The Mary-Go-Round

CFS Lecture by Galen Strawson, Professor at the Department of Philosophy, University of Texas at Austin and Affiliated Professor in Philosophy at the Department of Media, Cognition and Communications, University of Copenhagen.

Abstract

Physicalism is the view that [1] everything that concretely exists is wholly physical. The debate about Jackson’s Mary rotates round a mistake shared on both sides: the idea that endorsing [1] requires one to believe that [2] physics can in principle give a full or exhaustive characterization of the nature of everything that concretely exists.

Consider the adamantine truth that [3] on leaving the black and white room Mary learns something new about the nature of concrete reality (sc. her own conscious experience). On one side of the carousel [3] couples with [2] and [4] physics cannot characterize the nature of red-experience (colour experience in general) to produce the mistaken conclusion that [5] Mary raises an insoluble problem for physicalism. On the other side of the roundabout [2] couples with the endorsement of [1] to produce the mistaken conclusion that [3] is false—that Mary does not learn something new about concrete reality when she leaves the black and white room.

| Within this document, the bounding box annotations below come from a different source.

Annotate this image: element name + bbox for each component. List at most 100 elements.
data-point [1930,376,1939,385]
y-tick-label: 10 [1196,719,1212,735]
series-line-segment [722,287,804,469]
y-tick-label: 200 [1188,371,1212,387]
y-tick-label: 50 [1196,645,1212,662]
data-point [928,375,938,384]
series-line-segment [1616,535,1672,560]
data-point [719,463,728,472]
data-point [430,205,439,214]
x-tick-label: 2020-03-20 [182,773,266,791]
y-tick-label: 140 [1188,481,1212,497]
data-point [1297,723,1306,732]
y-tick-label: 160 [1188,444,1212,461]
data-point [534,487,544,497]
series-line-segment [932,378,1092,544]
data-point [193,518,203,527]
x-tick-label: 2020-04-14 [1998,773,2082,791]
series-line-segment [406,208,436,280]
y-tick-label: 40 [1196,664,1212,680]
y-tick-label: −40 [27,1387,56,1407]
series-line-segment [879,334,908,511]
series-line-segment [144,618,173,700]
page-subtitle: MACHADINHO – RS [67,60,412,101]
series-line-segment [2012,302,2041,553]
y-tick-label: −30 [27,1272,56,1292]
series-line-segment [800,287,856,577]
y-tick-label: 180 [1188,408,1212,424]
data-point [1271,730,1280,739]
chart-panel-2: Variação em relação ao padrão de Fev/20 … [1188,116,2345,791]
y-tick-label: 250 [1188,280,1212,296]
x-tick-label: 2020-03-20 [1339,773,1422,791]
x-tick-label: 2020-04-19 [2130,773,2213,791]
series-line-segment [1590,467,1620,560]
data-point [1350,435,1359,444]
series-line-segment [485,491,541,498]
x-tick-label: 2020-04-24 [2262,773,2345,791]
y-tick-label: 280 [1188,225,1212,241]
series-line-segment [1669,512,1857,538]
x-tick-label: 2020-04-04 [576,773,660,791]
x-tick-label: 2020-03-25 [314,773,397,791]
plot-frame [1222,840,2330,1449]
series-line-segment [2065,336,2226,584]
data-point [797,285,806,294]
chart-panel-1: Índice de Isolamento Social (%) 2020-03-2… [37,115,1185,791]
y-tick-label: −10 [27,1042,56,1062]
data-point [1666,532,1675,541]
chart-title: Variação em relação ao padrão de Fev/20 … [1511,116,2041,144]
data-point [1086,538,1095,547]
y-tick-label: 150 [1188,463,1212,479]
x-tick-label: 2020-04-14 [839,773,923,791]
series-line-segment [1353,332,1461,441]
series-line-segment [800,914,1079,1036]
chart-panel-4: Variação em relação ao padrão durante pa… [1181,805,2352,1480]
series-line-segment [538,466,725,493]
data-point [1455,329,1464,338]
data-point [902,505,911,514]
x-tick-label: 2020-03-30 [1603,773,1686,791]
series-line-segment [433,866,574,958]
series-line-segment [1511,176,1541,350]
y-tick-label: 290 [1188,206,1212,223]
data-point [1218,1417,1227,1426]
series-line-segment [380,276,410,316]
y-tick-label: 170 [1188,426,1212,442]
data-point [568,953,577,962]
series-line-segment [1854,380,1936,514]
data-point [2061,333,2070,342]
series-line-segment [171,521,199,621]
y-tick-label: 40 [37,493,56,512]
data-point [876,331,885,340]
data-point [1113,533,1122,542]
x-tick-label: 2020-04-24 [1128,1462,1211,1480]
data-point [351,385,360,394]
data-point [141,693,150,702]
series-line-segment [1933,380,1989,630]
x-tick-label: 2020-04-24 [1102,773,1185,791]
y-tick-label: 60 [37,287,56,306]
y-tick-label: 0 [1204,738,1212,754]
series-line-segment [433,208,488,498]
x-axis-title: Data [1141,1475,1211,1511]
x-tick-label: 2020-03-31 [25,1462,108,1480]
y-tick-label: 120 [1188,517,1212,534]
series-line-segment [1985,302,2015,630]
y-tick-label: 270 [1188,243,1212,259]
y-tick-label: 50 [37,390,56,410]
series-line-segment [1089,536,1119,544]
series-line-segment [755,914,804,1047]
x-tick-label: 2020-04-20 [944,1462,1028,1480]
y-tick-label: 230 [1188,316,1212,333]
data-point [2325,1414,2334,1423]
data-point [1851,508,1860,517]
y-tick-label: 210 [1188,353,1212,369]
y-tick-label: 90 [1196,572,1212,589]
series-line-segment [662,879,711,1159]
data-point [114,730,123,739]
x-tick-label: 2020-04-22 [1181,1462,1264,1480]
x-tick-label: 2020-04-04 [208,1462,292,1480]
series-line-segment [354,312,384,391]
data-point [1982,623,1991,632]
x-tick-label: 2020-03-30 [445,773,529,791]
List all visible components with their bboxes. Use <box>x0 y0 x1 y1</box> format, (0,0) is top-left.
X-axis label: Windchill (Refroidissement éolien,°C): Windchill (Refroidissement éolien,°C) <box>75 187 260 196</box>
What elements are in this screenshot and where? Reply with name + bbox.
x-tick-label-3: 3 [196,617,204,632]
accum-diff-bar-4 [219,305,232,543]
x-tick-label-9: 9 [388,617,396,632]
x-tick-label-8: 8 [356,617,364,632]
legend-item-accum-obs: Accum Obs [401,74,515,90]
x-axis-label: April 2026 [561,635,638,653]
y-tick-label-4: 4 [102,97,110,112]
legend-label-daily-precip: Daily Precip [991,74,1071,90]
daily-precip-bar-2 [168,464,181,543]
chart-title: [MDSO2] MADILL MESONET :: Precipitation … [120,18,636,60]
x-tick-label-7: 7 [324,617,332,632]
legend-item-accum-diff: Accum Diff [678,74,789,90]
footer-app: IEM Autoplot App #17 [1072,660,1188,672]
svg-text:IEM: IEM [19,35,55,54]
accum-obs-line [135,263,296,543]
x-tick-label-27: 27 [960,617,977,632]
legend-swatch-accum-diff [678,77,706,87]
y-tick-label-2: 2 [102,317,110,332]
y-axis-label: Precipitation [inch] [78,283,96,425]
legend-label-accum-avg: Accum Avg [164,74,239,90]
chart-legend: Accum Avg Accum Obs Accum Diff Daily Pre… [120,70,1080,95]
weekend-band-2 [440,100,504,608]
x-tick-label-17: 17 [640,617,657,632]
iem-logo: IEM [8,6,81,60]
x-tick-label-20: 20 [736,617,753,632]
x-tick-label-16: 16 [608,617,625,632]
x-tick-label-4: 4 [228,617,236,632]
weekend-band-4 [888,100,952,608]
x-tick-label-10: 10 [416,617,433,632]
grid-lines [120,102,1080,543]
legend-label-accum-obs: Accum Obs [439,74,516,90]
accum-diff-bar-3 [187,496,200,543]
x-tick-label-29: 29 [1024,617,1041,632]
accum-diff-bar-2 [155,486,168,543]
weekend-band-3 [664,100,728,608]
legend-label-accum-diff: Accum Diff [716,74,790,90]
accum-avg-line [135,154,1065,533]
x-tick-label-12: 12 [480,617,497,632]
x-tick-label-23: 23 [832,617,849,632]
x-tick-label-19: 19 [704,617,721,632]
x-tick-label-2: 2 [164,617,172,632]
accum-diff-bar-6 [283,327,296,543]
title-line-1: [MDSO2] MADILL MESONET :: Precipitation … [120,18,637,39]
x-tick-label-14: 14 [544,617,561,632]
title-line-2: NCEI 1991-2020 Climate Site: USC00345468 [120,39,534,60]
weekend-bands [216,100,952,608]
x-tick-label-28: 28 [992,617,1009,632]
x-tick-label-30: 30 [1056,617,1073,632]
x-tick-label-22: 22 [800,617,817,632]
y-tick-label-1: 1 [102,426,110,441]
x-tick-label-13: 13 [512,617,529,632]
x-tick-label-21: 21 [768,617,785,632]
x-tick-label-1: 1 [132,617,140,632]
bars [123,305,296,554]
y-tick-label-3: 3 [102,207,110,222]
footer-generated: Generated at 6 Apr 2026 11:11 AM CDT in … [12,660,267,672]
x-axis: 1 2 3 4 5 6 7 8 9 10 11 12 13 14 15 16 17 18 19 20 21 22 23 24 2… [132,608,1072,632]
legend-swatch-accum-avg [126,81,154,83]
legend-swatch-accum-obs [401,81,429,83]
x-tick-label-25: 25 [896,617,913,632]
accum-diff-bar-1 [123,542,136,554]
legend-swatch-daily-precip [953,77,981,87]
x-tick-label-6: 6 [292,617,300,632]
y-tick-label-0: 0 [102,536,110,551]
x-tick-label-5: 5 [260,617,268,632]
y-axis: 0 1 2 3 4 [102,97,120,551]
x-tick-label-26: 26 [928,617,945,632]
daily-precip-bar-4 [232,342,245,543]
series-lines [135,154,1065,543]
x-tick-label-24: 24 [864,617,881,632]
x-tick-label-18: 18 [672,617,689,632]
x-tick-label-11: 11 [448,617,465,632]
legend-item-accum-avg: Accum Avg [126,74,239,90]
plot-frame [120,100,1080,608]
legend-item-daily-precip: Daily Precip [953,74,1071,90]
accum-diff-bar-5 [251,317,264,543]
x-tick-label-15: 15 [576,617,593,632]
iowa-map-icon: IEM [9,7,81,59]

The solution is simple: give up [2], which is provably false. The argument that [2] is false develops [i] the Poincaré-Russell point that physics only gives knowledge of the structure of concrete reality and [ii] the connected Kantian/neo-Kantian point that when we consider physical reality we only ever have access to appearances. (Except in one case, the case of the experiential-qualitative character of our own conscious experience, which is itself wholly physical if physicalism is true.)